Colombie : comment bien préparer le retour des familles déplacées sur leurs terres
Le rêve de se réinstaller une fois pour toute sur leurs terres d’origine après en avoir été chassé les a longtemps fédérés. Une fois assouvi, peut-il devenir la cause de leur désunion ? Dans la région de Magdalena Medio, située au centre-nord de la Colombie, la longue lutte pour le retour définitif des communautés déplacées est en passe d’aboutir, le processus de titularisation des terres contestées étant sur le point de s’achever. Mais tout reste à faire pour construire une paix durable sur ce territoire marqué par des années de conflits armés, entre massacres, déplacements forcés, disparitions et déforestation.
« Il y a un risque de dislocation après avoir eu gain de cause, explique Joël Da Costa, chargé de partenariats au Secours Catholique, comment continuer à être ensemble et faire communauté alors que les titres de propriété vont être remis à des individus et les terres redistribuées n’auront pas la même valeur, ni le même potentiel agricole ? » Certaines familles vont effectivement se voir attribuer des parcelles d’une valeur plus élevée que les autres parce qu’elles auront servi par exemple à la culture de l’huile de palme. Bien que cette monoculture représente un risque à long terme d’appauvrissement des sols, elle est aujourd’hui une source de revenus importante.
« Penser l’après »
Dans une région où 70% de la population vit en dessous du seuil de pauvreté, un déséquilibre dans la répartition des terres peut devenir le terreau de conflits internes.

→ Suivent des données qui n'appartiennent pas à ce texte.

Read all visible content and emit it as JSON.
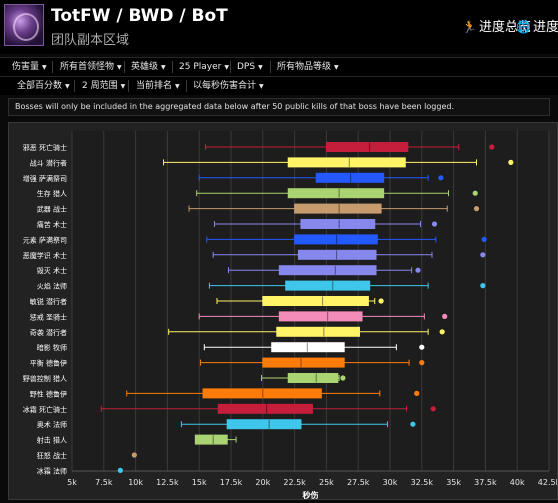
{
  "header": {
    "title": "TotFW / BWD / BoT",
    "subtitle": "团队副本区域",
    "links": [
      {
        "icon": "running-icon",
        "glyph": "🏃",
        "label": "进度总览"
      },
      {
        "icon": "globe-icon",
        "glyph": "🌐",
        "label": "进度"
      }
    ]
  },
  "menu1": [
    {
      "label": "伤害量"
    },
    {
      "label": "所有首领怪物"
    },
    {
      "label": "英雄级"
    },
    {
      "label": "25 Player"
    },
    {
      "label": "DPS"
    },
    {
      "label": "所有物品等级"
    }
  ],
  "menu2": [
    {
      "label": "全部百分数"
    },
    {
      "label": "2 周范围"
    },
    {
      "label": "当前排名"
    },
    {
      "label": "以每秒伤害合计"
    }
  ],
  "notice": "Bosses will only be included in the aggregated data below after 50 public kills of that boss have been logged.",
  "colors": {
    "accent": "#ffffff",
    "background": "#0a0a0a",
    "chart_bg": "#222222"
  },
  "chart_data": {
    "type": "box",
    "title": "",
    "xlabel": "秒伤",
    "ylabel": "",
    "xlim": [
      5000,
      42500
    ],
    "xticks": [
      5000,
      7500,
      10000,
      12500,
      15000,
      17500,
      20000,
      22500,
      25000,
      27500,
      30000,
      32500,
      35000,
      37500,
      40000,
      42500
    ],
    "xtick_labels": [
      "5k",
      "7.5k",
      "10k",
      "12.5k",
      "15k",
      "17.5k",
      "20k",
      "22.5k",
      "25k",
      "27.5k",
      "30k",
      "32.5k",
      "35k",
      "37.5k",
      "40k",
      "42.5k"
    ],
    "grid": true,
    "series": [
      {
        "name": "邪恶 死亡骑士",
        "color": "#c41e3a",
        "min": 15500,
        "q1": 25000,
        "median": 28400,
        "q3": 31400,
        "max": 35400,
        "outlier": 38000
      },
      {
        "name": "战斗 潜行者",
        "color": "#fff468",
        "min": 12200,
        "q1": 22000,
        "median": 26800,
        "q3": 31200,
        "max": 36800,
        "outlier": 39500
      },
      {
        "name": "增强 萨满祭司",
        "color": "#2459ff",
        "min": 15000,
        "q1": 24200,
        "median": 26900,
        "q3": 29500,
        "max": 33000,
        "outlier": 34000
      },
      {
        "name": "生存 猎人",
        "color": "#aad372",
        "min": 14800,
        "q1": 22000,
        "median": 26000,
        "q3": 29500,
        "max": 34600,
        "outlier": 36700
      },
      {
        "name": "武器 战士",
        "color": "#c69b6d",
        "min": 14200,
        "q1": 22500,
        "median": 26000,
        "q3": 29300,
        "max": 34500,
        "outlier": 36800
      },
      {
        "name": "痛苦 术士",
        "color": "#8788ee",
        "min": 16200,
        "q1": 23000,
        "median": 26000,
        "q3": 28800,
        "max": 32400,
        "outlier": 33500
      },
      {
        "name": "元素 萨满祭司",
        "color": "#2459ff",
        "min": 15600,
        "q1": 22500,
        "median": 25800,
        "q3": 29000,
        "max": 33600,
        "outlier": 37400
      },
      {
        "name": "恶魔学识 术士",
        "color": "#8788ee",
        "min": 16100,
        "q1": 22800,
        "median": 25800,
        "q3": 28900,
        "max": 33300,
        "outlier": 37300
      },
      {
        "name": "毁灭 术士",
        "color": "#8788ee",
        "min": 17300,
        "q1": 21300,
        "median": 25700,
        "q3": 28900,
        "max": 31700,
        "outlier": 32200
      },
      {
        "name": "火焰 法师",
        "color": "#3fc7eb",
        "min": 15800,
        "q1": 21800,
        "median": 25500,
        "q3": 28400,
        "max": 33000,
        "outlier": 37300
      },
      {
        "name": "敏锐 潜行者",
        "color": "#fff468",
        "min": 16400,
        "q1": 20000,
        "median": 24700,
        "q3": 28300,
        "max": 28800,
        "outlier": 29300
      },
      {
        "name": "惩戒 圣骑士",
        "color": "#f48cba",
        "min": 15000,
        "q1": 21300,
        "median": 25100,
        "q3": 27800,
        "max": 32700,
        "outlier": 34300
      },
      {
        "name": "奇袭 潜行者",
        "color": "#fff468",
        "min": 12600,
        "q1": 21100,
        "median": 24800,
        "q3": 27600,
        "max": 33000,
        "outlier": 34100
      },
      {
        "name": "暗影 牧师",
        "color": "#ffffff",
        "min": 15400,
        "q1": 20700,
        "median": 23500,
        "q3": 26400,
        "max": 30500,
        "outlier": 32500
      },
      {
        "name": "平衡 德鲁伊",
        "color": "#ff7c0a",
        "min": 15100,
        "q1": 20000,
        "median": 23000,
        "q3": 26400,
        "max": 31500,
        "outlier": 32500
      },
      {
        "name": "野兽控制 猎人",
        "color": "#aad372",
        "min": 19900,
        "q1": 22000,
        "median": 24200,
        "q3": 25900,
        "max": 26000,
        "outlier": 26300
      },
      {
        "name": "野性 德鲁伊",
        "color": "#ff7c0a",
        "min": 9300,
        "q1": 15300,
        "median": 20000,
        "q3": 24600,
        "max": 29200,
        "outlier": 32100
      },
      {
        "name": "冰霜 死亡骑士",
        "color": "#c41e3a",
        "min": 7300,
        "q1": 16500,
        "median": 20300,
        "q3": 23900,
        "max": 31300,
        "outlier": 33400
      },
      {
        "name": "奥术 法师",
        "color": "#3fc7eb",
        "min": 13600,
        "q1": 17200,
        "median": 20500,
        "q3": 23000,
        "max": 29800,
        "outlier": 31800
      },
      {
        "name": "射击 猎人",
        "color": "#aad372",
        "min": 14700,
        "q1": 14700,
        "median": 16100,
        "q3": 17200,
        "max": 17900,
        "outlier": null
      },
      {
        "name": "狂怒 战士",
        "color": "#c69b6d",
        "min": null,
        "q1": null,
        "median": null,
        "q3": null,
        "max": null,
        "outlier": 9900
      },
      {
        "name": "冰霜 法师",
        "color": "#3fc7eb",
        "min": null,
        "q1": null,
        "median": null,
        "q3": null,
        "max": null,
        "outlier": 8800
      }
    ]
  }
}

Pour le Programme Développement et Paix du Magdalena Medio (PDPMM), qui accompagne depuis plusieurs années les communautés déplacées dans leur combat pour l’accès à la terre - en leur offrant un appui juridique notamment - l’enjeu aujourd’hui est de « penser l’après ». En mai dernier, le Programme a réuni en petits groupes ou en plénière des dizaines de familles issues de la communauté de déplacés dite de Las Pavas pour réfléchir ensemble aux objectifs collégiaux qu’elles souhaitent se fixer à l’horizon 2035 et aux différents scénarios pour les atteindre. Parmi les objectifs retenus, adapter la gouvernance de la communauté à la nouvelle situation et viser l’autosuffisance alimentaire à travers le développement de l’agroécologie notamment.
Dans ces cercles de discussions, conduits avec le soutien du Secours Catholique via une méthodologie d'animation appelée « Approche Orienté Changements » (AOC), tout le monde a droit au chapitre. Claudia, l’une des participantes, témoigne ainsi : « Cela permet à chacune des femmes de s’exprimer librement et leur voix est écoutée au même niveau que celle des hommes ». Des enfants, âgés de 4 à 12 ans, sont aussi associés. Parmi leurs principales demandes figurent la lutte contre les maladies mortelles comme le paludisme et l’amélioration de l’accès à la scolarité. Ce nouveau projet, qui s’appuie sur le dialogue et la participation citoyenne, s’étendra jusqu’en 2025.